The Powers That Be
December 4, 2007
Written by David Halberstam, author of The Best and the Brightest, Ho, and others, The Powers That Be is another 740-pager that somehow found its way onto Mt. Toberead. I don’t know why friends keep giving me these big blockbuster books and expect me to read them. Maybe I really do.
How about a little contest? If you can tell me the names of each person above, I will award you 15 minutes of virtual, eternal fame. There’s fame for you, to quote Jack Aubrey.
Back to the book. According to the dust cover blurb (and also a clue to the names),
[TPTB] is the inside history of four of America’s greatest media institutions: Time Incorporated, the Washington Post, the Los Angeles Times, and CBS. All are rich in money and resources, all hugely powerful, and all the creation of a few inspired men and women whose individual obsessions and dreams they still to an icredible degree embody.
[Name giveaways]
We see these people and the men of political and financial power with whom they dealt as we have never seen them before - caught up in ambition or rage or triumph, making decisions or evading them, revealing themselves memorably in ways large and small.
A little hype here, but I daresay that anyone who has read any of Halberstam’s books (and I had not), will agree that here is one author that may live up to his puffery.

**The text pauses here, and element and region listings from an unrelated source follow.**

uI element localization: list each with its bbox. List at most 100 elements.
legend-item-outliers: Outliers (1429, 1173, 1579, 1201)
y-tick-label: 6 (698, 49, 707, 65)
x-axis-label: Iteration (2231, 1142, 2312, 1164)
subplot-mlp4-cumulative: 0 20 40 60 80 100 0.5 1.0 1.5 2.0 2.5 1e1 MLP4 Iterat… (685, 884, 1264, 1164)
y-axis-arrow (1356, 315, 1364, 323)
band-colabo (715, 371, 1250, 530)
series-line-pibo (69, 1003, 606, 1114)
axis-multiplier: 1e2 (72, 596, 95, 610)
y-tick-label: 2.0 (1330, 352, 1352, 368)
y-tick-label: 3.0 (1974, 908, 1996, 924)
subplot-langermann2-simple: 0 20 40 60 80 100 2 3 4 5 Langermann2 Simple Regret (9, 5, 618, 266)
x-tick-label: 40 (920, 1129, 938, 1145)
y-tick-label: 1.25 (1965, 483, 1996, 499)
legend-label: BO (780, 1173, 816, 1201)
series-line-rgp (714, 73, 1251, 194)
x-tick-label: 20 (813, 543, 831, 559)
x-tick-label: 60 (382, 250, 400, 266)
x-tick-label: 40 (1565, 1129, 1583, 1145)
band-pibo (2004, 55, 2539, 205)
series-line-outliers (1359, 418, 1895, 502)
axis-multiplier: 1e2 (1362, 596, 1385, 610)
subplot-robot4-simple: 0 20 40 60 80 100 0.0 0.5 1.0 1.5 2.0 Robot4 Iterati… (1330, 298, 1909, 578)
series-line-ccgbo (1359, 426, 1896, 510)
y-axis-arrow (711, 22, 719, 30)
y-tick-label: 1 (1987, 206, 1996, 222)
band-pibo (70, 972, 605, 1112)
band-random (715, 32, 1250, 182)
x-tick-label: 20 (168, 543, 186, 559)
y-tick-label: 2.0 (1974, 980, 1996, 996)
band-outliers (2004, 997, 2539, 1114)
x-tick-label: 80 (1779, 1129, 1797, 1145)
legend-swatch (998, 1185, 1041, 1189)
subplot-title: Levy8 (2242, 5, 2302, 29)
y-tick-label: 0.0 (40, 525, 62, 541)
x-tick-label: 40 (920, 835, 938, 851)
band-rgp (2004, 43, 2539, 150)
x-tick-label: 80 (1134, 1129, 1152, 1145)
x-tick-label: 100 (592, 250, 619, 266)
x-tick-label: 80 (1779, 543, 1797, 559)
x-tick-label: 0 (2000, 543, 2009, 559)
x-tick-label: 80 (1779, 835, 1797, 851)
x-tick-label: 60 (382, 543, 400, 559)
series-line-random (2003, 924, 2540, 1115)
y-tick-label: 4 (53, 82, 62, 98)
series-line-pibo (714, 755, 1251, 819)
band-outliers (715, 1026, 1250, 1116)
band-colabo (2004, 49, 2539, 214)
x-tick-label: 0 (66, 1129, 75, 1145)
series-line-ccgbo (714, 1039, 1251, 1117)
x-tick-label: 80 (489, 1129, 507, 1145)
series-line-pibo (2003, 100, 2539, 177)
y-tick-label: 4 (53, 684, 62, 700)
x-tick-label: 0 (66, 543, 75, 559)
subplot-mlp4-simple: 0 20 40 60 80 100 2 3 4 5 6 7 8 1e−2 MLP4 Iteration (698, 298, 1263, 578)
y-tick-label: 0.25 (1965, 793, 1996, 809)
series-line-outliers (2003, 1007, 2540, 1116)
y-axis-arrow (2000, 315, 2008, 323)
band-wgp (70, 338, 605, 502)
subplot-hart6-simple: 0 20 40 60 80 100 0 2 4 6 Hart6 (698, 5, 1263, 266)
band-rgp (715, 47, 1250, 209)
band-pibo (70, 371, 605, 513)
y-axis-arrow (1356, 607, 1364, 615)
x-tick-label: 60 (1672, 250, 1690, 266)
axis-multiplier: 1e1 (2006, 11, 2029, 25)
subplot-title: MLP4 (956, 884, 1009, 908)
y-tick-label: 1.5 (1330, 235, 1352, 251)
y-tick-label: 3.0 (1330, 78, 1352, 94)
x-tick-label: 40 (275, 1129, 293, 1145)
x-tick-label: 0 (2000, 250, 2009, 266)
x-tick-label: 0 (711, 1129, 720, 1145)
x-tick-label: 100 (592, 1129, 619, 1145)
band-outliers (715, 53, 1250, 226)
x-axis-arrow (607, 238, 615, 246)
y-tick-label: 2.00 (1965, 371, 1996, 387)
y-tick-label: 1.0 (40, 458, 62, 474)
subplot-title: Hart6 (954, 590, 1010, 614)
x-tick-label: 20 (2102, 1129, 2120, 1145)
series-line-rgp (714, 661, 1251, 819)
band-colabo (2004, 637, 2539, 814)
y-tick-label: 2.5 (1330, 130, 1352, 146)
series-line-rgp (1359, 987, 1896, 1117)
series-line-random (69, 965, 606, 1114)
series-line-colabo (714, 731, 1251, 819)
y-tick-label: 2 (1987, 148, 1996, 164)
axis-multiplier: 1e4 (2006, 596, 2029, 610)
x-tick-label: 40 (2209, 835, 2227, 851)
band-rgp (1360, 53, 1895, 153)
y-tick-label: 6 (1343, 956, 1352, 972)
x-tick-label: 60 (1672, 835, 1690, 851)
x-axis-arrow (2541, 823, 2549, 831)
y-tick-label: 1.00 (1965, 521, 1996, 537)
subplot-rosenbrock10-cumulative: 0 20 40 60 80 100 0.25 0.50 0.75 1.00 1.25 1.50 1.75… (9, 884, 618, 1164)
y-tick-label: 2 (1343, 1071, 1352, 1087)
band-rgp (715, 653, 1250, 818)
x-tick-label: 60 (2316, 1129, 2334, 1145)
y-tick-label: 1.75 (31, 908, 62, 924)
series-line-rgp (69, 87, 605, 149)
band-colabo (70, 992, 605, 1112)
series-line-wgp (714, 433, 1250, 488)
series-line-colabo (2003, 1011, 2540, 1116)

If personality is the essence of power, The Powers That Be is the most vivid and immediate account we have yet of power at work in modern-day America.
The events portrayed spanned the presidencies of FDR to tricky-Dicky, that is to say, during my adult lifetime. Of course I remember the events of Kennedy’s assassination, LBJ’s belly scar, and Nixon’s dramatic resignation from the presidency. That being so, reading this book makes me feel like a real hick, to say nothing of real stupid. I had not a clue what was really going on, and now I know the reason why. I was being professionally and thoroughly duped, and it doesn’t make me feel very proud.
I ask myself, “What about today and George Bush? (Larry, there’s your opening.) Fox News will never be the same to me.
If you haven’t guessed, I liked the book. If you are about to go into hibernation for the winter and have good, strong forearms and don’t mind going prematurely blind, this is the book for you.
Dave, squinting and blinking.
Comments
2 Responses to “The Powers That Be”
Got something to say?





This may have been Halberstam’s last book, as he died earlier this year in an automobile collision.
I’ll have to read the book. Some of the same material was covered by Legacy of Ashes, NY Times reporter Tim Weiner’s recent history of the CIA. Evidently quite a few former CIA employees went on to work for the big media conglomerates and managed to slant the news for several decades, especially during the Cold War period.
The Best and the Brightest is an outstanding piece of historical journalism about the beginnings of the Viet Nam conflict.
As for George Bush, no comment. I’m thoroughly tired of even thinking about the man!
Hey dad, I remember Larry recommending The Best and The Brightest and I got it free with a book club offering years ago. Alas, it’s never made to the top of my reading list, maybe I’ll drag it out. You can borrow it and comment here!